Абиб Исмаилов: певец Регистана и Зеравшанской долины

Говорить о самаркандском изобразительном искусстве, не упомянув Абиба Исмаилова, сегодня невозможно. Его работы регулярно экспонируются на республиканских и международных выставках, а собственные воспоминания о художниках-современниках становятся важным свидетельством эпохи и частью культурного наследия древнего города.

Есть люди, в чьей судьбе отражена вся история страны, и судьба эта словно огромное живописное полотно, на котором, помимо основной композиции, множество мелких, но важных деталей, характеризующих эпоху. Самаркандский художник Абиб Исмаилов - из числа тех редких людей. Его биография вобрала в себя и горечь изгнания, и радость возвращения к корням, и личные драмы, и тяжелый труд на пути к признанию.

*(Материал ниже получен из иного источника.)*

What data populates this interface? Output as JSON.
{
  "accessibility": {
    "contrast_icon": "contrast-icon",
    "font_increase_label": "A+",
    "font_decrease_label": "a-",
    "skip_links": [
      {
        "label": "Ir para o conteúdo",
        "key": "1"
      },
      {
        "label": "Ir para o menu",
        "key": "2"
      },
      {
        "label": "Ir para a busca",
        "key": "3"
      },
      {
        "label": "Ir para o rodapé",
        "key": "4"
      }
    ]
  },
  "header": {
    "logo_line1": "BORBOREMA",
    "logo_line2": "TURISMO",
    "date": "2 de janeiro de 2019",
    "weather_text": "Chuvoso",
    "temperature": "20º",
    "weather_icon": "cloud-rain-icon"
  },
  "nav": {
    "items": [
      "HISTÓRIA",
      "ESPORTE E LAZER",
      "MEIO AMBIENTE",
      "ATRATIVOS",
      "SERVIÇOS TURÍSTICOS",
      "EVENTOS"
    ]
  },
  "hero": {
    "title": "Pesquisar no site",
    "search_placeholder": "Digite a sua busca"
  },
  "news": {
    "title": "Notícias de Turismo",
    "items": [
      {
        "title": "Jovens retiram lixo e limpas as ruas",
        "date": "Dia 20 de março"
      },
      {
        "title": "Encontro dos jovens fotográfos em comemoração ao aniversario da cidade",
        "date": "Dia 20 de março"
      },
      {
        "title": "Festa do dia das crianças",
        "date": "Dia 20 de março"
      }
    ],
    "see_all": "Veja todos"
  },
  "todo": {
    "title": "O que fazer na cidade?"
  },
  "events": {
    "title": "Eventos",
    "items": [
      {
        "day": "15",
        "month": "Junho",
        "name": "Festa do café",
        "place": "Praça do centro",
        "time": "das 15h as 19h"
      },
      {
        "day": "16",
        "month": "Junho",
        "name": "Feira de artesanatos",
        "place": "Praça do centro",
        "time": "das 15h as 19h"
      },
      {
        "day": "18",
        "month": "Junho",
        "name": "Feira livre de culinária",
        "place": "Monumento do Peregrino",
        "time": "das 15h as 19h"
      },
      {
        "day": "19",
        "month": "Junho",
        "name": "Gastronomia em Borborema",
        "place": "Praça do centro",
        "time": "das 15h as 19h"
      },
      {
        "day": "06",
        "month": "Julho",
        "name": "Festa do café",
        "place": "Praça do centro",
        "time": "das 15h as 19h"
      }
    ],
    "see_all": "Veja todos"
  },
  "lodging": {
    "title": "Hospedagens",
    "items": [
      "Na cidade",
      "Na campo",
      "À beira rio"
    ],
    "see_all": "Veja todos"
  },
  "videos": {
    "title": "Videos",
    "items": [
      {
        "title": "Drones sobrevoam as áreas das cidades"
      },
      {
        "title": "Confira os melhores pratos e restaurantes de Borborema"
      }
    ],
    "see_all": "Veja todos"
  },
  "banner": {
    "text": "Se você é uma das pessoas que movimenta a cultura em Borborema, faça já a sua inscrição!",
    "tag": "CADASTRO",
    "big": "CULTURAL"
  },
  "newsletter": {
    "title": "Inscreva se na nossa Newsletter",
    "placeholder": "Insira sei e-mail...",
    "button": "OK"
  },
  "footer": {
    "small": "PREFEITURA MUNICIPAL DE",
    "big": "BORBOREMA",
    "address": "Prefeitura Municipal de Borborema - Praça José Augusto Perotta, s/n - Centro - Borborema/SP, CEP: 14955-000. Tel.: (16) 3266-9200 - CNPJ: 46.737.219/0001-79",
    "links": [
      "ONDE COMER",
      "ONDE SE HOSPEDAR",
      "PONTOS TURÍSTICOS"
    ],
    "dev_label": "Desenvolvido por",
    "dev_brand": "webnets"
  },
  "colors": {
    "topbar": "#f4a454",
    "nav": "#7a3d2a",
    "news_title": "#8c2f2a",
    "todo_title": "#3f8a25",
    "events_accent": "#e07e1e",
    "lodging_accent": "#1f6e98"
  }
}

Первые штрихи полотна жизни

Абиб Исмаилов родился в 1939-м, в степном крымском селе Чагылтай (с 1948 года Далекое). Родился под шум прибоя, который мальчишке казался то колыбельной, то - в часы шторма – страшной и тревожной песней стихии. Этот звук моря, его перекаты и соленое дыхание навсегда остались в памяти художника, задав ритм будущей жизни и творчества.

Крестьянская семья Исмаиловых познала все тяготы военного лихолетья. Сначала на фронт (оборонять Перекоп) ушел отец - Исмаил Аджигельдиев, а вскоре последовала депортация крымских татар в Узбекистан. Долгие переезды, болезни, годы нужды и потерь стали суровой школой для мальчика. Но именно эти испытания закалили характер, научили видеть в повседневности скрытую красоту, ценить доброе в людях и открывать в простых вещах высокий смысл.

«Нас во многом спас случай, - вспоминает художник о депортации. - Когда в мае 1944-го в наш дом пришли солдаты и перевернули все вверх дном, один из них - юноша с соломенными волосами - нашел небольшие ценности, оставшиеся после прабабушки - приданое матери. Он мог их забрать, но неожиданно сказал: “Возьмите. Это вам пригодится”. И правда, пригодилось. Особенно в первые дни в Янгикургане, что в Ферганской области, где родители пытались наладить быт. Но младший братишка все же не выжил - умер от недоедания. А я заболел сначала дизентерией, потом малярией. До сих пор помню вкус хинина на языке и желтые пятна на рубашке - следы лекарства, проступавшие через пот…»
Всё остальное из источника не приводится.